When readers first approach a story, they typically look for the following key information:
1. Where are we?
2. Who are the important characters?
3. What’s the initial problem or conflict?
Writers who neglect any of this situating information in the first few paragraphs can leave a reader disoriented, frustrated, and in danger of walking away.
People are accustomed to interacting with the world around them through the senses, and the imagined world of a story is no different for readers. In fact, when the conflict is still taking shape, and the characters and their motivating desires are still emerging, the physical world is often the first foothold.
For example, in Alice McDermott’s novel, At Weddings and Wakes, the reader is drawn along with a mother and her three children as they travel from suburban New York to an apartment in Brooklyn. McDermott describes the house door as they leave—a clean backdrop to all of the family’s photos, the bus ride, the shops they pass, the tavern doors like open mouths, the descent into the subway, and the strangers the children observe, many of them gritty and worn. The mother and her children are characterized by the ways they interact with and respond to these environments, revealing a dichotomy in the mother’s life long before the reader learns that they are visiting relatives, that the mother is unhappy in her marriage, and that the family itself is worn like the city around it from time, old grudges, and remembered misfortunes.
Here, place becomes a vehicle for forward motion and also begins to establish the two worlds of suburbia and city. The location is as important as the way the characters perceive it, and the location unleashes many opportunities for both characterization and conflict.
Location and Conflict
Location affects what is deemed appropriate behavior and so becomes a ripe element in conflict. In McDermott’s novel, the dark apartment where the grandmother lives with three daughters is an austere and tiresome place for the visiting grandchildren. It is perpetually quiet, the children are meant to make their own fun with limited resources—only magazines and a window to look out (all symbolic of the inaccessible outside world). The apartment separates the women from society and the city and becomes symbolic of the way their nursed sorrows keep them confined. Even the mother of the children who has broken away, feels compelled to return.
Objects and Characterization
The objects characters interact with and the way they move in a place can reveal a great deal about them. In McDermott’s novel, the mother purchases gum and gifts for her children at timed intervals on the trip, showing that she has done this before, her control of the situation, and the children’s need for amusement and distraction.
Yet, when the location changes, the opportunities for characterization change as well. The mother, Lucy, communicates her displeasure with her marriage differently at the wedding, where she can’t quite be happy for her sister, on vacation at a summer cabin, where she is swept up by her husband for a boat ride, walking in the street, where she feels her city legs stabilize, in the din of a church, and the restaurant reception after the wedding. Symbolic objects also change. In the apartment, the glasses of Coke Aunt May sneaks the children show her delight in them and identify her as a beacon of joy in a joyless place. At the bakery, the brother buys bread for his fasting sister showing his growing compassion. At school, Margaret offers flowers to her teacher, a catholic nun, only to have them closeted when it is revealed that they were picked from a cemetery. In each instance, the behaviors and objects rely on the location.

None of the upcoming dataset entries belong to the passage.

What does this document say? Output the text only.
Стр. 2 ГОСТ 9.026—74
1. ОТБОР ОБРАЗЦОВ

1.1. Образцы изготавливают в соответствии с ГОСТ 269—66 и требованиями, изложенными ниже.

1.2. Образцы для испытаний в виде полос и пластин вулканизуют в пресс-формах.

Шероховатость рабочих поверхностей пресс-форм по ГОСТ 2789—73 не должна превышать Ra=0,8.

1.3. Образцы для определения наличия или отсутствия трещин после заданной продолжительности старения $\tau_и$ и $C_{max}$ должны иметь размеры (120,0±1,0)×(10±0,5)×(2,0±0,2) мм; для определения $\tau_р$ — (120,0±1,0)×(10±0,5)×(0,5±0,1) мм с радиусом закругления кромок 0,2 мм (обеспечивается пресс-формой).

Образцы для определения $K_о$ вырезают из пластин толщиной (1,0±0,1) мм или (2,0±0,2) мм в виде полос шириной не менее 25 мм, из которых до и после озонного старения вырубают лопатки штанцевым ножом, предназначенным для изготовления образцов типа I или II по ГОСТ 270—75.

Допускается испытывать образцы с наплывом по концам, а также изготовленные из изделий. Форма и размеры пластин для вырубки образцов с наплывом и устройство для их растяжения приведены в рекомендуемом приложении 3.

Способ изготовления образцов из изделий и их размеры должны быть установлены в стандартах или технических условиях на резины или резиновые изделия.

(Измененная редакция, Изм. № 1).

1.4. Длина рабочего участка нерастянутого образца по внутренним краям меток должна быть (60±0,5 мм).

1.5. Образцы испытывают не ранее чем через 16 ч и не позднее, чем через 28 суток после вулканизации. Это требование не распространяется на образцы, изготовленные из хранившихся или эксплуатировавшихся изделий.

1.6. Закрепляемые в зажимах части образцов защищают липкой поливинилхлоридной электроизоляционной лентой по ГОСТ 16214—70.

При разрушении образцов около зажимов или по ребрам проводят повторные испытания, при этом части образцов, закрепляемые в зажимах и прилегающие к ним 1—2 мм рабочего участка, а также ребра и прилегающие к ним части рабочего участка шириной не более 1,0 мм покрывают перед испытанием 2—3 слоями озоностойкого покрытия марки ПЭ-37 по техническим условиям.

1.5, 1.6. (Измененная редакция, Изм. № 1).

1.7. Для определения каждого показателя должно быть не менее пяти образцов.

Physical Space Dos and Don’ts
Do enhance your story with details about the city or region in which your story takes place. Flora and fauna in Miami is much different then Seattle. Well-placed details about culture, architecture, weather, leisure activities, employment, and landmarks can enrich a piece of writing and add depth.
Don’t neglect story in favor of too much detail.
Do know the layout of the room in which an argument is taking place or the park where your main character’s daughter sneaks off after dark. Remember that people go to locations for a reason—the grocery store for a missing condiment, Macy’s for a new raincoat, a chance encounter at the Brooklyn Bridge, a colleague’s daughter’s wedding at Chicago’s Museum of Science and Industry.
Don’t rely on familiar or cliché places and situations to drive your story. When using familiar locations, work hard to make them new or illuminate an unlikely detail.
Don’t indulge in talking heads. Sometimes writers become so interested in the dialog between characters that physical space is neglected entirely. I call this the talking heads phenomenon or dialog that exists in a vacuum. Ethereal voices calling out to one another in space are only appropriate in limited instances and usually leave the reader disoriented. Remember most characters have bodies and interact with their environment even while they are talking. If you have a dialog exchange with no gestures, actions, observations or exposition of any kind, consider adding body with the exercise below.
Exercise: Choose a scene that you have already written, maybe one that needs more energy. Rewrite the scene in a different physical space than the original version. Pay close attention to the objects the characters interact with. Consider how the space affects behavior. What words and actions do the characters use to communicate their feelings and attitudes? Let the space become a part of the conflict and illuminate the characters’ motivating desires.